Thursday, October 3, 2013

Review of Shallow Pond by Alissa Grosso

Grosso, Alissa.  Shallow Pond.  flux, 2013. 

The Bunting sisters have lived in Shallow Pond, Pennsylvania all their lives and people constantly mistake one sister for another.  The oldest sister, Annie, has raised the two younger girls ever since their mom and dad passed away.  The youngest sister, Barbara, nicknamed “Babie”, is a senior in high school and wants nothing more than to graduate and leave Shallow Pond forever.  Babie’s best friends are always trying to pair her up with guys at school, and when a new, handsome orphaned guy named Zack Faraday arrives at school, Jenelle and Shawna decide he would be the perfect date for Babie for the town’s winter carnival.

Although Babie feels an instant connection with Zack, she has no desire to have a relationship that might cause her to want to stay in Shallow Pond.  She doesn’t want to end up like Annie, now twenty-six, who was dumped by her boyfriend, Cameron Schaeffer, when she was a high school senior, or like her other sister, Gracie, now twenty-one, who works as a cashier in the town’s only grocery store.

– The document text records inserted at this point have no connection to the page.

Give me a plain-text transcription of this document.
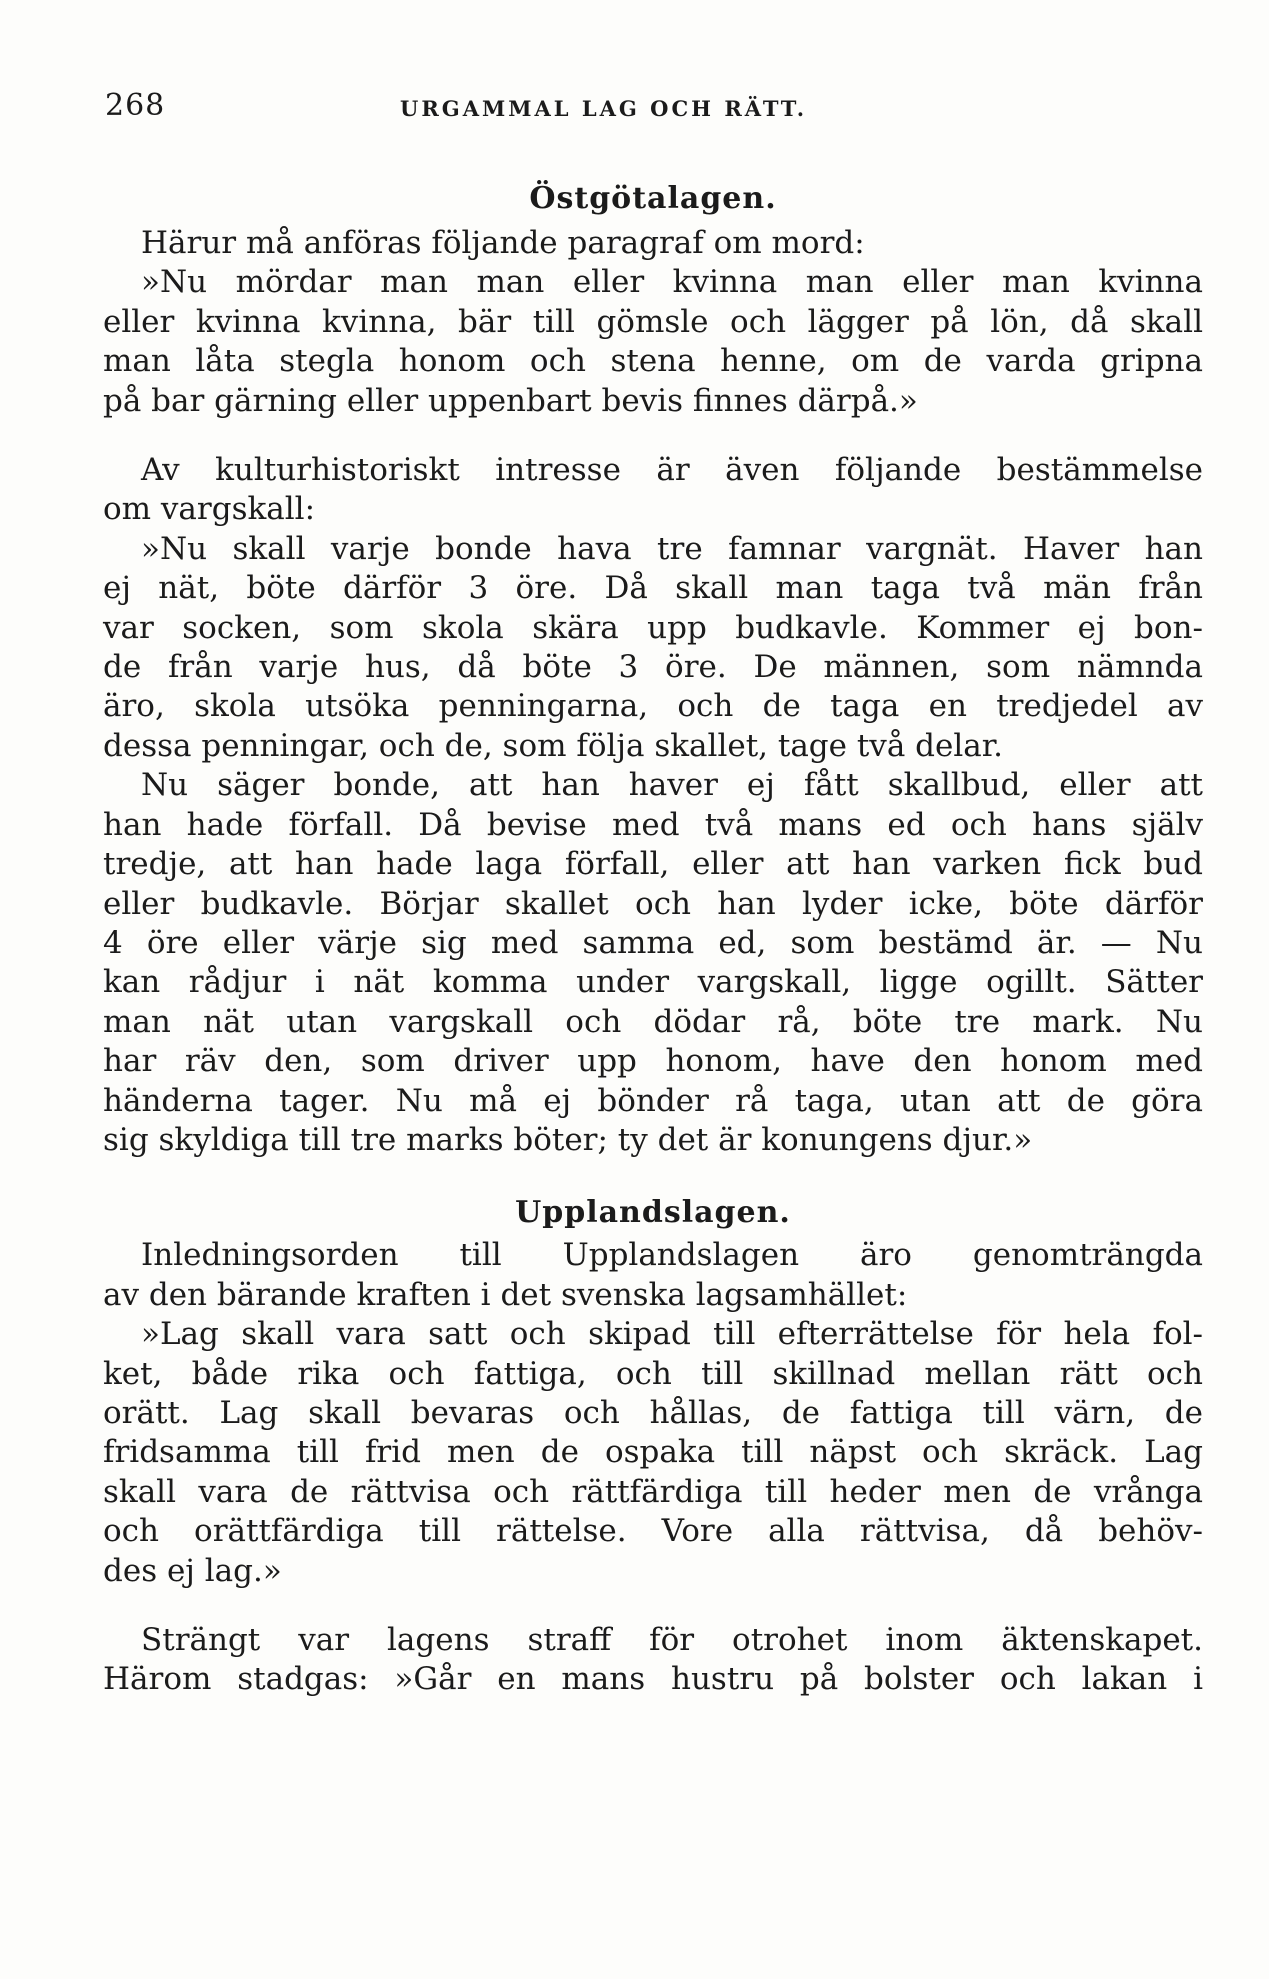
268	URGAMMAL LAG OCH RÄTT.
Östgötalagen.
Härur må anföras följande paragraf om mord:
»Nu mördar man man eller kvinna man eller man kvinna
eller kvinna kvinna, bär till gömsle och lägger på lön, då skall
man låta stegla honom och stena henne, om de varda gripna
på bar gärning eller uppenbart bevis finnes därpå.»
Av kulturhistoriskt intresse är även följande bestämmelse
om vargskall:
»Nu skall varje bonde hava tre famnar vargnät. Haver han
ej nät, böte därför 3 öre. Då skall man taga två män från
var socken, som skola skära upp budkavle. Kommer ej bon-
de från varje hus, då böte 3 öre. De männen, som nämnda
äro, skola utsöka penningarna, och de taga en tredjedel av
dessa penningar, och de, som följa skallet, tage två delar.
Nu säger bonde, att han haver ej fått skallbud, eller att
han hade förfall. Då bevise med två mans ed och hans själv
tredje, att han hade laga förfall, eller att han varken fick bud
eller budkavle. Börjar skallet och han lyder icke, böte därför
4 öre eller värje sig med samma ed, som bestämd är. — Nu
kan rådjur i nät komma under vargskall, ligge ogillt. Sätter
man nät utan vargskall och dödar rå, böte tre mark. Nu
har räv den, som driver upp honom, have den honom med
händerna tager. Nu må ej bönder rå taga, utan att de göra
sig skyldiga till tre marks böter; ty det är konungens djur.»
Upplandslagen.
Inledningsorden till Upplandslagen äro genomträngda
av den bärande kraften i det svenska lagsamhället:
»Lag skall vara satt och skipad till efterrättelse för hela fol-
ket, både rika och fattiga, och till skillnad mellan rätt och
orätt. Lag skall bevaras och hållas, de fattiga till värn, de
fridsamma till frid men de ospaka till näpst och skräck. Lag
skall vara de rättvisa och rättfärdiga till heder men de vrånga
och orättfärdiga till rättelse. Vore alla rättvisa, då behöv-
des ej lag.»
Strängt var lagens straff för otrohet inom äktenskapet.
Härom stadgas: »Går en mans hustru på bolster och lakan i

Cameron Schaeffer has recently returned to Shallow Pond after losing his job, and Gracie has fallen in love with him.  Babie is not happy with Gracie over this development because she was hoping that Cameron and Annie would reunite.  When Cameron leaves town unexpectedly, Gracie hurries to find him.

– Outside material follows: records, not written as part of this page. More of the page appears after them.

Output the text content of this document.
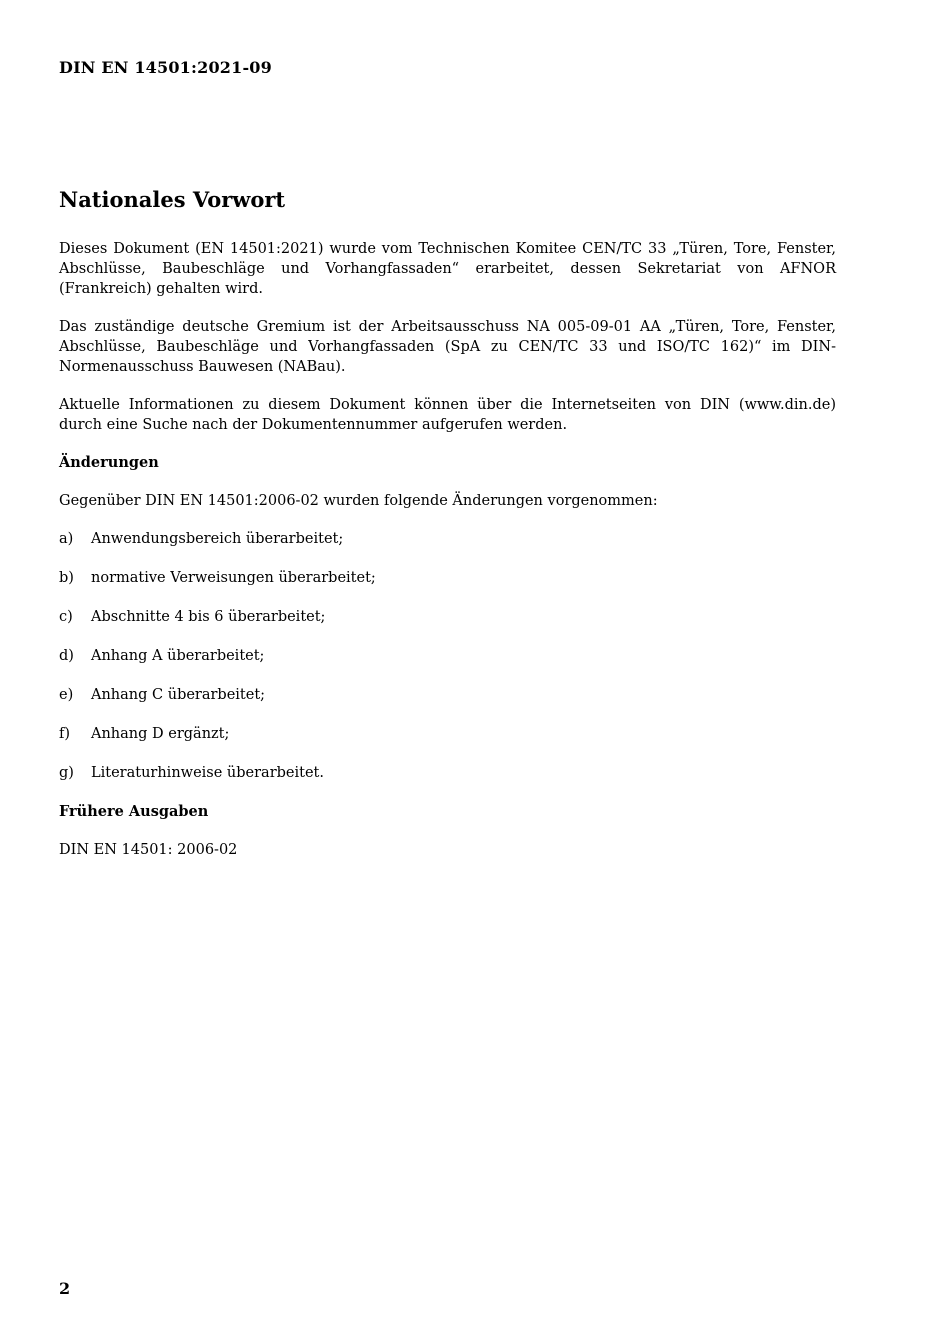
DIN EN 14501:2021-09
Nationales Vorwort

Dieses Dokument (EN 14501:2021) wurde vom Technischen Komitee CEN/TC 33 „Türen, Tore, Fenster, Abschlüsse, Baubeschläge und Vorhangfassaden“ erarbeitet, dessen Sekretariat von AFNOR (Frankreich) gehalten wird.

Das zuständige deutsche Gremium ist der Arbeitsausschuss NA 005-09-01 AA „Türen, Tore, Fenster, Abschlüsse, Baubeschläge und Vorhangfassaden (SpA zu CEN/TC 33 und ISO/TC 162)“ im DIN-Normenausschuss Bauwesen (NABau).

Aktuelle Informationen zu diesem Dokument können über die Internetseiten von DIN (www.din.de) durch eine Suche nach der Dokumentennummer aufgerufen werden.

Änderungen

Gegenüber DIN EN 14501:2006-02 wurden folgende Änderungen vorgenommen:

a)	Anwendungsbereich überarbeitet;
b)	normative Verweisungen überarbeitet;
c)	Abschnitte 4 bis 6 überarbeitet;
d)	Anhang A überarbeitet;
e)	Anhang C überarbeitet;
f)	Anhang D ergänzt;
g)	Literaturhinweise überarbeitet.
Frühere Ausgaben

DIN EN 14501: 2006-02

2
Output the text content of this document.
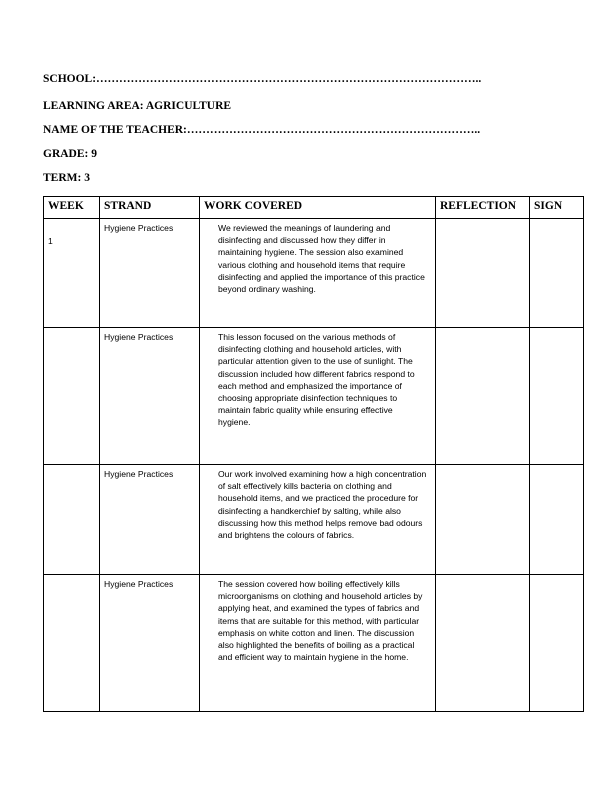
SCHOOL:………………………………………………………………………………………..
LEARNING AREA: AGRICULTURE
NAME OF THE TEACHER:…………………………………………………………………..
GRADE: 9
TERM: 3
WEEK	STRAND	WORK COVERED	REFLECTION	SIGN
1	Hygiene Practices	We reviewed the meanings of laundering and disinfecting and discussed how they differ in maintaining hygiene. The session also examined various clothing and household items that require disinfecting and applied the importance of this practice beyond ordinary washing.		

	Hygiene Practices	This lesson focused on the various methods of disinfecting clothing and household articles, with particular attention given to the use of sunlight. The discussion included how different fabrics respond to each method and emphasized the importance of choosing appropriate disinfection techniques to maintain fabric quality while ensuring effective hygiene.		

	Hygiene Practices	Our work involved examining how a high concentration of salt effectively kills bacteria on clothing and household items, and we practiced the procedure for disinfecting a handkerchief by salting, while also discussing how this method helps remove bad odours and brightens the colours of fabrics.		

	Hygiene Practices	The session covered how boiling effectively kills microorganisms on clothing and household articles by applying heat, and examined the types of fabrics and items that are suitable for this method, with particular emphasis on white cotton and linen. The discussion also highlighted the benefits of boiling as a practical and efficient way to maintain hygiene in the home.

Annie has been sick, and when she begins to get even worse, her sisters rush her to a hospital where she is treated by one of their father’s friends.  It turns out that she has a mysterious genetic illness and could soon die.  This revelation releases a series of events that take the book in a totally different direction!

Told in first person by Babie, this novel started out very slowly and repetitious.  The same scenes kept reoccurring—Babie hates Shallow Pond, and her friends love it.  Babie doesn’t want a boyfriend, but she is drawn to Zack.  Babie talks to Zack and then runs away from him.  Finally, about midway through the book, the plot began to branch out.  

Science fiction fans and readers who love a good romance will enjoy Shallow Pond.  I recommend it for high school and public libraries.  I give it four out of five fleur de lis!